Table 1 Recent advances in automatic construction of network models

The second type of method focuses on automatically constructing Petri net models for biological systems. One example is the work of Chase Cockrell, Scott Christley, and Gary An in 2022, where they introduced a machine learning-based framework called MAGCC25. This framework extracts reaction rules from the literature, selects the appropriate model type (including Petri net), and generates executable code for the chosen model. Its key feature is the use of AI to automate knowledge base creation and simulation model construction. However, the accuracy of current AI models in natural language processing (NLP) and logical reasoning, particularly in scientific model construction, remains concerning. Another software, VANESA15,26, was originally published by Brinkrolf et al. in 2014, as an update to the semi-automatic approach MoVisPP11. VANESA automates network construction by querying knowledge bases and converting the resulting networks into Petri nets for simulation. While it can build customized networks for specific proteins or metabolites, VANESA relies on different databases for different types of biological networks: metabolic pathways are constructed from KEGG27,28, while protein interaction networks are drawn from Mint29, IntAct30, and HPRD31, leading to separation between networks of different omics.

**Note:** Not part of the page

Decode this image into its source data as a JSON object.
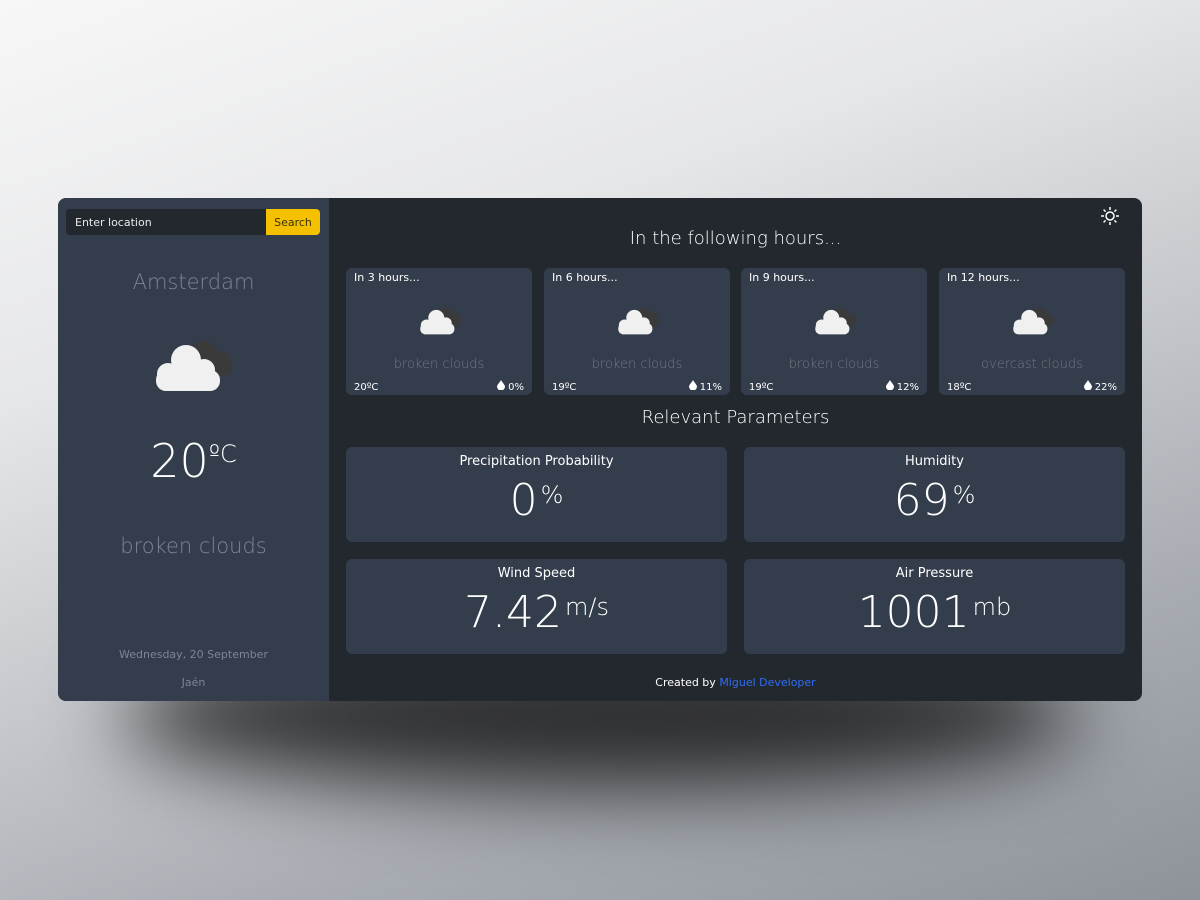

To enable the rapid and automated construction of Petri net models for molecular interaction networks, we utilized the topological information from GIN version 2 (GINv2)32 to build initial networks and then convert the networks into Petri net models. GINv2 is a multi-omics network that we previously built for humans by integrating data from 10 knowledge bases, including KEGG, Reactome, PID etc.27,28,33,34,35,36,37,38,39,40,41,42. The databases that constitute GINv2 cover phosphorylation reactions, signaling, metabolic pathways, and integrate proteomic and metabolomic interactions, providing a comprehensive view of multi-omics intracellular molecular interaction networks. The structure of GIN, which we refer to as the “meta-pathway”, closely resembles that of a Petri net, making the conversion of meta-pathways to Petri nets feasible.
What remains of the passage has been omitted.